Résumé de la décision
Dans cette affaire, la Cour nationale du droit d'asile (CNDA) a examiné la demande de protection formulée par Mme B... E..., M. C... D..., et leur fils, au motif qu'ils craignaient des persécutions en raison de leur origine arménienne. Mme B... E..., originaire d'Ukraine, a quitté son pays avec ses parents en 1984 pour s'installer en Russie, où elle prétend ne pas avoir obtenu la nationalité russe en raison de l'absence de mariage civil. La CNDA a rejeté leur demande de reconnaissance de la qualité de réfugié en concluant qu'ils ne faisaient pas l'objet d'une menace personnelle justifiée en raison de leur origine arménienne en Russie. En conséquence, le pourvoi des demandeurs a été rejeté, sans accorder les frais de justice demandés.
Arguments pertinents
1. Sur la nationalité et l'appartenance à un pays : La CNDA a rappelé que, selon la Convention de Genève (article 1er, paragraphe A, 2°), la qualité de réfugié ne peut être reconnue qu'à une personne ayant des craintes de persécutions qui renonce à la protection de son pays d'origine. Mme D..., possédant la nationalité ukrainienne, devait donc être protégée par cette nationalité, même si elle se trouvait hors d'Ukraine.
2. Absence de persécution personnelle : La CNDA a noté qu'aucun élément ne permettait de considérer que M. D... et son fils seraient personnellement inquiétés en raison de leur origine arménienne s'ils retournaient en Russie. L'appréciation souveraine des faits faite par la CNDA n'a pas présenté d'erreur manifeste.

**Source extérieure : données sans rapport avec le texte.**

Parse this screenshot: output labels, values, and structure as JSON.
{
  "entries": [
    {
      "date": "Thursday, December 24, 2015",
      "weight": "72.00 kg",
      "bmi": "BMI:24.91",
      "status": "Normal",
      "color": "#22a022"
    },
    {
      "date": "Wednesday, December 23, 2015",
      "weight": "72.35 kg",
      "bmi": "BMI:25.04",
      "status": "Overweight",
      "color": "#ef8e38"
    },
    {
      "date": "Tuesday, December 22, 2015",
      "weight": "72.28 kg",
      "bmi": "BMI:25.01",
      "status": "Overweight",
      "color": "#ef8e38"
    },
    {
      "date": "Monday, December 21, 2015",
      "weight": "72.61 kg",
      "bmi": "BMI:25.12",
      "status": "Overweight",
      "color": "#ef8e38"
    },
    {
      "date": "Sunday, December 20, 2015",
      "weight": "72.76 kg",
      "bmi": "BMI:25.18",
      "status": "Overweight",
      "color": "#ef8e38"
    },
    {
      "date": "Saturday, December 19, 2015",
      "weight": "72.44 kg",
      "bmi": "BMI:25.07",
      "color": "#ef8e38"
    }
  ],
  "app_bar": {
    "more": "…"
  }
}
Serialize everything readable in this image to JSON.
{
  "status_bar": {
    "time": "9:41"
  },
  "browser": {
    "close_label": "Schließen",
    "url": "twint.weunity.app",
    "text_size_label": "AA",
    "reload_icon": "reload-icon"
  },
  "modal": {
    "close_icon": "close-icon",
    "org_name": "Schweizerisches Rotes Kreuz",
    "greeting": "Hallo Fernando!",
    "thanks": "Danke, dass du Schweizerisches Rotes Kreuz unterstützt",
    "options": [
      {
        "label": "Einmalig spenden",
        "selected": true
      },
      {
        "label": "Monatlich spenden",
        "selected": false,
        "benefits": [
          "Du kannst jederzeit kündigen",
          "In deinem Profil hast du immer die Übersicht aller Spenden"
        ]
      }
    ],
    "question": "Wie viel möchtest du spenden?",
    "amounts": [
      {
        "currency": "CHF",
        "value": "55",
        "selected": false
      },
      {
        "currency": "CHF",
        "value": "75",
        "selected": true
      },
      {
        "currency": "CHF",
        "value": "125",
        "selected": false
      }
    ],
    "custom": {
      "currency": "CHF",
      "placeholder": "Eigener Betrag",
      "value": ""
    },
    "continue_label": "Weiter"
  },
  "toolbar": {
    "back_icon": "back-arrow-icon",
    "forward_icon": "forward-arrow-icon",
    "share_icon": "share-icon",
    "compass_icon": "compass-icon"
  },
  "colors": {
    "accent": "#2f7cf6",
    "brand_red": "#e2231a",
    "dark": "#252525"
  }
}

Interprétations et citations légales
La décision s’appuie sur plusieurs textes juridiques clés pour justifier son raisonnement :
- Convention de Genève - Article 1er, paragraphe A, 2° : "La qualité de réfugié est reconnue à toute personne qui, craignant avec raison d'être persécutée ... se trouve hors du pays dont elle a la nationalité..." Cette stipulation souligne que la qualité de réfugié dépend de l’impossibilité ou de l’impuissance à solliciter la protection de son pays d’origine en raison de craintes de persécution.
- Code de l'entrée et du séjour des étrangers et du droit d'asile : Bien que non cité directement dans la partie exposée de la décision, il est sous-jacent que ce code régule l'ensemble des procédures autour du droit d’asile et des protections qui s’y rapportent.
La CNDA a donc basé sa décision sur la constatation que Mme B... E... demeure sous la protection de sa nationalité ukrainienne et que M. D... et leur fils ne font pas l’objet d’une menace en retour en Russie, ce qui prouve l’absence d’un fondement pour leurs demandes de protection subsidiarie.
En conclusion, la décision s'inscrit dans un cadre législatif précise qui protège les droits des personnes cherchant asile tout en respectant les stipulations internationales encadrant la question des réfugiés.